This answer has been revised as a result of comments and corrections and is now believed to be correct.
Point T has been inserted as the intersection of RS extended to meet PQ.
Similar triangles ABC and APQ: AQ/AC=PQ/BC.
To make it easier to see the similar triangles PQS and BCS, the points P', Q' and T' have been inserted such that P'Q' is the same length as PQ, making triangles PQS and P'Q'S congruent. It's then easier to appreciate the ratios of the sides of the similar triangles, because ST=S'T', PS=P'S, etc.
Similar triangles PQS and BCS: PQ/BC=QS/BS=PS/CS (angles QPS=BCS, PQS=CBS, PSQ=BSC, alternate angles between parallel lines). With the introduction of the extra points, we can also write P'Q'/BC=Q'S/BS=P'S/CS.
BR=PT in parallelogram BRTP and PT=P'T'. AQ/AC=PQ/BC=(PT+QT)/(BR+CR)=(BR+QT)/(BR+CR).

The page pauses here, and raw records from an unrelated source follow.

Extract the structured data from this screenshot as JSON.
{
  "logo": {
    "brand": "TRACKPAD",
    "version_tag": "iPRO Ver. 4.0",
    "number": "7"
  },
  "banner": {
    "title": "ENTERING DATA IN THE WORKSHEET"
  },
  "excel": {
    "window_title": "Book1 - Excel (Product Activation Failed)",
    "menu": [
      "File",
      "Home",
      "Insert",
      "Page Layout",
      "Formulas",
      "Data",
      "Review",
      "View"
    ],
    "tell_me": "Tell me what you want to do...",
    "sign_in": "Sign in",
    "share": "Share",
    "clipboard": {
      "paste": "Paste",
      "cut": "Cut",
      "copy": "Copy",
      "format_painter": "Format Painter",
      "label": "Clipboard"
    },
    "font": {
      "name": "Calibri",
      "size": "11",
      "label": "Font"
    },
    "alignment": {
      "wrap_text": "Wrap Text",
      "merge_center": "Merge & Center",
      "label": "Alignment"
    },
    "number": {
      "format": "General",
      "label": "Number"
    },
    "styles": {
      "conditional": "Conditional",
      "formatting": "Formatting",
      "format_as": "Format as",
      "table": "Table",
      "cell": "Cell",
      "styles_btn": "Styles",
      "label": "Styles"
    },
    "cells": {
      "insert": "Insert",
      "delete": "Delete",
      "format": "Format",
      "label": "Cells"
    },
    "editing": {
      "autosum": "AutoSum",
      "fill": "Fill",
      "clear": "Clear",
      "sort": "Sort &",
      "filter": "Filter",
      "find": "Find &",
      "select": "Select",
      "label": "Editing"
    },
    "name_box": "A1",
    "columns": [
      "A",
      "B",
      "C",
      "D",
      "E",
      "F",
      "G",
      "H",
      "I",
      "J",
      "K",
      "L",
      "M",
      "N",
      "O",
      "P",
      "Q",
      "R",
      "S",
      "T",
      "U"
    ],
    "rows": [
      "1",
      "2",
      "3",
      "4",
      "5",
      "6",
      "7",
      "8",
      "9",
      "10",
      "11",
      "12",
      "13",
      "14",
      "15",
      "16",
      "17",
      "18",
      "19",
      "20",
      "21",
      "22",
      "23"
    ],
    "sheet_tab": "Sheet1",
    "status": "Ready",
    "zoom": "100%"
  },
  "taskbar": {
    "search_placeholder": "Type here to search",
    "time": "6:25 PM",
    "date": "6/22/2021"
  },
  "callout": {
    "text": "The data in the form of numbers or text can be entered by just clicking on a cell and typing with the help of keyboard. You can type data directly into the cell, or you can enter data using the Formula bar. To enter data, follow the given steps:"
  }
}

P'T'/CR=Q'T'/BR so PT/CR=QT/BR, because ST'/RS=ST/RS is a common ratio in triangles P'ST' and CRS, and Q'ST' and BRS.
But BR=PT so BR/CR=QT/BR, QT=BR^2/CR and AQ/AC=PQ/BC=(BR+BR^2/CR)/(BR+CR)=BR(CR+BR)/(CR(BR+CR))=BR/CR. Hence AQ/AC=BR/CR, in other words BR/RC=AQ/AC.